There are several strengths of this study. These include: the large sample size and national representation, controls recruited from the same source population and using the same survey methodology for data collection. To minimise the impact on clinical resources and optimise participant engagement, we have developed bespoke procedures for each ART site which gives us the ability to integrate recruitment into the clinic’s workflow. The survey will provide a broad self-reported collection of lifestyle and environmental exposure information across the lifespan, thereby enabling the development of at-risk profiles. In addition, biological samples will be collected and available for analysis for DNA markers associated with male infertility and for objective measures of self-reported environmental exposures.

Recruitment to date has been challenging due to the ongoing lockdowns and restrictions put in place as a result of COVID-19. These have meant that patient appointments have been conducted virtually or delayed. As such, patients have not been exposed to study information via the usual methods while waiting in reception areas of fertility clinics. To adapt to these changing conditions, we produced a study information video, hosted on YouTube. The link to this video is emailed to patients with a request to participate. The video is also presented on a tablet device in waiting rooms, replacing, or as an adjunct to, the traditional paper brochures, when face-to-face appointments recommence.

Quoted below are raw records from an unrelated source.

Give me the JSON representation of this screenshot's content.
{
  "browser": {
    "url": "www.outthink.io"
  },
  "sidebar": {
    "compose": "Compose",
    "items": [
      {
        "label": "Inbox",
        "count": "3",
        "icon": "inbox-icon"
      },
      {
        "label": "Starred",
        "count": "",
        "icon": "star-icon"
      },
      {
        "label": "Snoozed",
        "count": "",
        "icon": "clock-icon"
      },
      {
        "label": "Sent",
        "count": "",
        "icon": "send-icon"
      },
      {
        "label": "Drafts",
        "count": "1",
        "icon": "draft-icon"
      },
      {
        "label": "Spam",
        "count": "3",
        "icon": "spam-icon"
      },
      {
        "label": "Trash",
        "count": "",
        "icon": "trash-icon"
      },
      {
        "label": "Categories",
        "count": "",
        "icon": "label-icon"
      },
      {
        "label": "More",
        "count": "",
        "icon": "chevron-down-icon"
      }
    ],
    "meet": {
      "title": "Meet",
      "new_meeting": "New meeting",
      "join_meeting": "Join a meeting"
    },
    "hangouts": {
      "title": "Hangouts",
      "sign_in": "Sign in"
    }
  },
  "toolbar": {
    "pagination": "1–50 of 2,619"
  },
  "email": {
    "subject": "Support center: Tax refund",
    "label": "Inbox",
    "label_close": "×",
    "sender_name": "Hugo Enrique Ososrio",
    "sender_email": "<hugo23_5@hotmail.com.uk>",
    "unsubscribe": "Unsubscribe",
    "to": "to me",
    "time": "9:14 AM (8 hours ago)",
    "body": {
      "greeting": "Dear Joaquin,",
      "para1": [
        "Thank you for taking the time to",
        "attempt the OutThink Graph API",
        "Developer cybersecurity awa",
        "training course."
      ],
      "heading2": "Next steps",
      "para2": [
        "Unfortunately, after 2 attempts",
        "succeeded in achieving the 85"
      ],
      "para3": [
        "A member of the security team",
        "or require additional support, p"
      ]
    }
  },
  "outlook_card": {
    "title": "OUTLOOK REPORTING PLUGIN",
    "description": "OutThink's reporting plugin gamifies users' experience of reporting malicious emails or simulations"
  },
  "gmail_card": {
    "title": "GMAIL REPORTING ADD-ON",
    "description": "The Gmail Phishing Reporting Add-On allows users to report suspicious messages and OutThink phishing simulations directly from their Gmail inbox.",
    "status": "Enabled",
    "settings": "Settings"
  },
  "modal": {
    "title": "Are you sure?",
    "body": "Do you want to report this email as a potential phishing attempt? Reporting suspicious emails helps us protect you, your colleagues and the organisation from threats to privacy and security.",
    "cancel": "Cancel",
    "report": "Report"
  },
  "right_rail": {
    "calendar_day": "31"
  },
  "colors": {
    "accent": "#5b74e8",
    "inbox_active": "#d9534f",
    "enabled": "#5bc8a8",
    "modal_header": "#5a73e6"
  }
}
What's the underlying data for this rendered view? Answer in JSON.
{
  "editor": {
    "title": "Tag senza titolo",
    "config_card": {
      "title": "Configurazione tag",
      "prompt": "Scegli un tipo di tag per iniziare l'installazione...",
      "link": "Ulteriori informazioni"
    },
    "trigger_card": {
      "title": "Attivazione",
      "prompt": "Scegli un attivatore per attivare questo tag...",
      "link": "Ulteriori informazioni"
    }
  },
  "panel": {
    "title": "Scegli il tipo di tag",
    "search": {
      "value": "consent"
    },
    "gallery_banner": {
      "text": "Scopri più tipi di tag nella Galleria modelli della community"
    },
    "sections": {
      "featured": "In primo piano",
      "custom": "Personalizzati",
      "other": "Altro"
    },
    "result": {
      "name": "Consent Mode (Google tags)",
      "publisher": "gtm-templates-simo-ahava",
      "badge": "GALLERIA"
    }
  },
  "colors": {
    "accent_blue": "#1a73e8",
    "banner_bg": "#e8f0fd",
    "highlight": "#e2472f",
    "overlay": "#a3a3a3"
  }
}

Aside from the pandemic, other limitations include variable amount of fertility assessment data available across ART sites due to different clinical assessment protocols at each site; the sensitivity of the topic may be limiting agreement to participate, especially for infertile men who may be particularly concerned about privacy issues; potential recall bias, particularly with the older participants who are asked to report on longer historical periods than the younger participants.

Nonetheless, this study addresses an important gap in research on the aetiology of male infertility, focusing on data pertaining to teenage years and beyond about general health, lifestyle habits and environmental exposures in both infertile and fertile men. Accompanied with biospecimen data, this study will provide a comprehensive profile of the risk factors for male infertility, leading to provision of up-to-date health advice for male teenagers and adults about optimising their fertility. This information will be disseminated through their clinical carers, professional bodies, social networks and the media.